Em ambientes estáveis, essa limitação pode permanecer invisível. Em contextos mais voláteis, porém, ela rapidamente se transforma em desvantagem competitiva.

Como a complexidade decisória se acumula

A rigidez decisória raramente surge de uma única escolha tecnológica. Ela costuma ser resultado de anos de ajustes incrementais. Novas regras são adicionadas para lidar com contextos específicos. Exceções surgem para acomodar demandas comerciais. Controles adicionais aparecem para mitigar riscos pontuais. Isoladamente, cada ajuste parece razoável. Coletivamente, eles formam um sistema decisório difícil de compreender e ainda mais difícil de modificar.

Com o tempo, a organização passa a depender de múltiplas interpretações técnicas para entender como determinadas decisões são tomadas. Testar novas políticas torna-se complexo. Ajustar segmentos de risco exige cautela excessiva. A organização passa a operar mais com prudência do que com estratégia. Quanto maior o acúmulo de regras e exceções, maior o custo de mudança.

O custo estratégico da hesitação

O impacto dessa rigidez raramente aparece imediatamente nos indicadores operacionais. Processos continuam funcionando e decisões seguem sendo executadas. Com o tempo, porém, o custo estratégico se torna evidente.

Seguradoras com baixa capacidade de adaptação têm mais dificuldade para testar novos produtos ou segmentos e reagem mais lentamente a mudanças econômicas. Como consequência, frequentemente operam com margens de segurança maiores do que o necessário para compensar a falta de flexibilidade nas decisões.

Há também um impacto organizacional relevante. Profissionais altamente qualificados, como atuários e subscritores, passam a dedicar parte significativa do seu tempo a interpretar regras existentes, navegar por sistemas complexos e validar exceções. Parte do potencial analítico dessas equipes é consumido por fricções estruturais. O resultado é uma organização eficiente para repetir decisões passadas, mas lenta para evoluí-las.

Os dois níveis de maturidade decisória

Grande parte das seguradoras avançou na execução das decisões, mas poucas evoluíram a arquitetura das decisões.

Dimensão

Execução de decisões

Evolução de decisões

Objetivo

Automatizar processos

Adaptar decisões

Foco

Velocidade operacional

Flexibilidade estratégica

Tecnologia típica

Workflow, motores de regras

Arquitetura decisória governada

Tempo para mudança

Meses

Semanas ou dias

Impacto principal

Eficiência

Competitividade

Automatizar decisões melhora a eficiência operacional. Evoluir decisões melhora a capacidade estratégica da organização. Essa distinção torna-se cada vez mais relevante em um ambiente de risco mais dinâmico.

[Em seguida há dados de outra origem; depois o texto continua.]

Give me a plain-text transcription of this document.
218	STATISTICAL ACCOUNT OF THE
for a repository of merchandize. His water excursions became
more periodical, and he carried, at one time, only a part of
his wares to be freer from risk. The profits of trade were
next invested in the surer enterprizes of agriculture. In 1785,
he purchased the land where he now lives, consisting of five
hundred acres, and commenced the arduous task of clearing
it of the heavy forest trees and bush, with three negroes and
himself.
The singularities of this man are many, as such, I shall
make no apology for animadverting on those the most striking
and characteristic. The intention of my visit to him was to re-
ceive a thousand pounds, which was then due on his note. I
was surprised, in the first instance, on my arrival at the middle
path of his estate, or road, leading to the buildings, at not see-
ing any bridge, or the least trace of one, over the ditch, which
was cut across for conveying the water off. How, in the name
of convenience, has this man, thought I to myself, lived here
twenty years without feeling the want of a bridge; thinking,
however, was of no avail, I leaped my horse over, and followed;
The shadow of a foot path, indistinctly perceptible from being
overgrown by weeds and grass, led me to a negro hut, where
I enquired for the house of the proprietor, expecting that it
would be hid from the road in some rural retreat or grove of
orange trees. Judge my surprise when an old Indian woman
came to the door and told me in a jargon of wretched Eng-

Quando prudência se transforma em risco

Historicamente, cautela sempre foi uma virtude no setor de seguros. No entanto, em ambientes de volatilidade crescente, a incapacidade de ajustar decisões rapidamente deixa de ser apenas uma limitação operacional e passa a representar um risco estratégico real.

Isso é exatamente o que ocorre em muitas seguradoras: conseguem tomar decisões rapidamente, mas têm dificuldade para alterá-las. Ajustar critérios de risco, testar novas políticas ou revisar decisões existentes frequentemente exige meses de validação técnica e mudanças em sistemas.

Quando mudar decisões é difícil, a organização tende a manter critérios antigos ou operar com margens de segurança maiores do que o necessário. A pergunta, portanto, não é se a arquitetura decisória precisará evoluir, mas por quanto tempo ainda será possível operar com decisões que levam meses para mudar.

Um teste simples de maturidade

Considere uma situação prática. Sua seguradora decide revisar o apetite de risco para um determinado segmento. A estratégia muda e alguns critérios precisam ser ajustados. Quanto tempo isso levaria? Semanas? Meses? Ou um projeto complexo envolvendo várias equipes?

Agora considere outra pergunta. Durante esse processo, sua organização conseguiria simular impactos antes da mudança, testar novos critérios em escala controlada e reverter decisões rapidamente caso os resultados não fossem os esperados? Ou dependeria de validações sucessivas, revisões técnicas e ajustes emergenciais?

A resposta a essas perguntas costuma revelar, com bastante clareza, o estágio real de maturidade decisória da organização. Em um mercado onde o risco muda rapidamente, a capacidade de evoluir decisões pode ser tão importante quanto a capacidade de executá-las. 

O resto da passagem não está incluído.